OpenPipe/ART

Gradient reliability with sample-by-sample vs batch processing

Opened this issue · 2 comments

I'm examining the training implementation in src/art/unsloth/service.py and have a question about the gradient computation approach.

Currently, the code processes samples individually:

for offset in range(0, packed_tensors["tokens"].shape[0]):
# Process single sample: v[offset : offset + 1]
# Each sample triggers separate gradient computation and parameter update

This means:

  • Sample 1: θ₁ = θ₀ - lr * ∇L₁(θ₀)
  • Sample 2: θ₂ = θ₁ - lr * ∇L₂(θ₁) (based on updated θ₁)
  • Sample 3: θ₃ = θ₂ - lr * ∇L₃(θ₂) (based on updated θ₂)

Versus standard batch processing:

  • All samples: θ = θ₀ - lr * (∇L₁(θ₀) + ∇L₂(θ₀) + ∇L₃(θ₀))/batch_size

Question:

What's the reasoning behind this sequential gradient approach? Does it provide better gradient reliability or learning dynamics for your specific use case?

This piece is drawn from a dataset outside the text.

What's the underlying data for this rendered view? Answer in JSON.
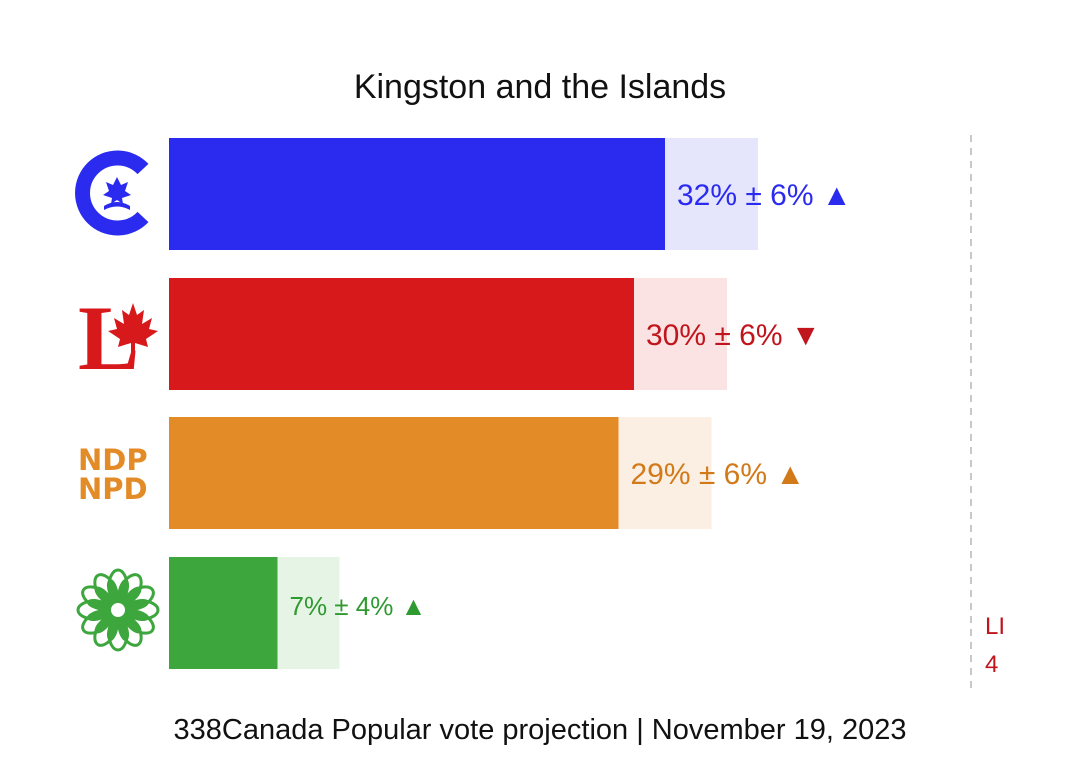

I'm particularly curious whether this design choice stems from:

  • Improved convergence properties
  • Better handling of gradient variance
  • Specific requirements for your training methodology

The downstream training code in train.py appears to support full batch processing, so I'm wondering if there are important gradient-related considerations I'm
missing.

Thanks for any insights!

In my experience doing more gradient updates works better. Here's some recent work that finds the same thing.

@zfflxx does that help answer your question?